Selon un avis scientifique produit par des chercheurs de Pêches et Océans Canada, le projet GNL Québec et le terminal de la minière Arianne Phosphate (déjà approuvé par Ottawa) « tripleront » le trafic maritime actuel dans le Saguenay, « pour le faire passer de 450 à près de 1300 transits par an ». Dans ce contexte, « on ne peut exclure des risques élevés compte tenu de l’état actuel de la population [de bélugas] en déclin pour laquelle le bruit a été identifié comme un des facteurs de risques », soulignent les chercheurs de Pêches et Océans.

« Une navigation maritime accrue affectera de diverses manières les espèces en péril qui ont leur habitat dans le Saint-Laurent, notamment celui des bélugas. L’ACEE a l’obligation de s’assurer du strict respect de la Loi sur les espèces en péril », a fait valoir Alain Branchaud, directeur général de la Société pour la nature et les parcs Québec.

Dans le cas du béluga, une espèce « en voie de disparition », la législation interdit de détruire une « composante » de l’habitat essentiel de l’espèce. Or, les navires de transport de gaz liquéfié transiteront directement par cet habitat, et ce, tous les jours.
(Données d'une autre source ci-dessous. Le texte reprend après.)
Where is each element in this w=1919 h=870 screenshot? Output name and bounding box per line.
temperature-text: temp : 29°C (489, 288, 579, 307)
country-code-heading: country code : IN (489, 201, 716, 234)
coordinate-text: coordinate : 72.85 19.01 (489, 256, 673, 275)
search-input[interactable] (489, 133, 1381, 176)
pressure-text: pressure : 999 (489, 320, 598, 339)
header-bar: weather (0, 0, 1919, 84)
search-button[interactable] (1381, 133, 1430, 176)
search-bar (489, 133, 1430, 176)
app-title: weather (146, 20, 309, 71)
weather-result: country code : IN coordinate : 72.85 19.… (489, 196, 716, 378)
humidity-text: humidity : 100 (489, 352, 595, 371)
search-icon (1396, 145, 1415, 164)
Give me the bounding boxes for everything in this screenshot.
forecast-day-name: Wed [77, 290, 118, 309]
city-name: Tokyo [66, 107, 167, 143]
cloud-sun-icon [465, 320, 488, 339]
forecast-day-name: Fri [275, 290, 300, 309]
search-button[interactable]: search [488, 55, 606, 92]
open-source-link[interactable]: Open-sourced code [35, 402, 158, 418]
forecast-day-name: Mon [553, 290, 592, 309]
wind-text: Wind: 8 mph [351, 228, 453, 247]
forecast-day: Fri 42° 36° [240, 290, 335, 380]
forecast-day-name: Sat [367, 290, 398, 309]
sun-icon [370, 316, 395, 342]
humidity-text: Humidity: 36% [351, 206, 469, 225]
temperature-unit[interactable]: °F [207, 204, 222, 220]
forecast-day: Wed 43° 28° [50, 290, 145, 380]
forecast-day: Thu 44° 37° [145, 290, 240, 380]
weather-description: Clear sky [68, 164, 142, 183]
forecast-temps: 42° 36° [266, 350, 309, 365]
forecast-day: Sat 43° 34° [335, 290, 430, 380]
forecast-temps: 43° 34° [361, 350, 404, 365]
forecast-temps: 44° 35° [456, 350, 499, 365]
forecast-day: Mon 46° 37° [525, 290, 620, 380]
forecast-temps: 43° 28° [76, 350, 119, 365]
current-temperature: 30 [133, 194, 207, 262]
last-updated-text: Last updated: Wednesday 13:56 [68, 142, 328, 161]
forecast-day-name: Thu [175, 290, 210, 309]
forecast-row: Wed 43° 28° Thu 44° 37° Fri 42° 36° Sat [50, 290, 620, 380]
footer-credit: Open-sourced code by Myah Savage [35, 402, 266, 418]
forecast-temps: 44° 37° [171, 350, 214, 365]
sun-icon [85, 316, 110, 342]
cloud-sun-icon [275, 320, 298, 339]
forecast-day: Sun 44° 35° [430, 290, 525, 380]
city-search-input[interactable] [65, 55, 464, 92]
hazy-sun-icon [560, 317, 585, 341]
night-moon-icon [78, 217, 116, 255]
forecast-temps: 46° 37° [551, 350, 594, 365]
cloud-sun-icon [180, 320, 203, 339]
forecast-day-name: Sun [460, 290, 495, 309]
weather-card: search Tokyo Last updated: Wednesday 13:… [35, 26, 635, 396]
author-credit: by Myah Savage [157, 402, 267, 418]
14 sites évalués, dont Rabaska et Cacouna

Avant de choisir d’établir son futur terminal d’exportation au Saguenay, GNL Québec a évalué 14 sites, dont quatre situés dans la région de Charlevoix et neuf sur la rive sud du Saint-Laurent, entre Rimouski et Lévis. Trois sites avaient alors été retenus pour une analyse plus complète, soit celui du Saguenay, mais aussi ceux des défunts projets de ports méthaniers de Rabaska et de Cacouna. Qui plus est, le promoteur d’Énergie Saguenay a indiqué par écrit que le choix du site impliquait « deux éléments clés », dont l’« approvisionnement » par gazoduc. « Le fleuve Saint-Laurent et son estuaire offrent ainsi la voie navigable par excellence pour l’expédition du GNL, permettant ainsi de réduire considérablement la longueur du gazoduc à être construit pour se connecter au réseau existant dans l’est de l’Ontario », précise le promoteur, dans un document transmis au fédéral.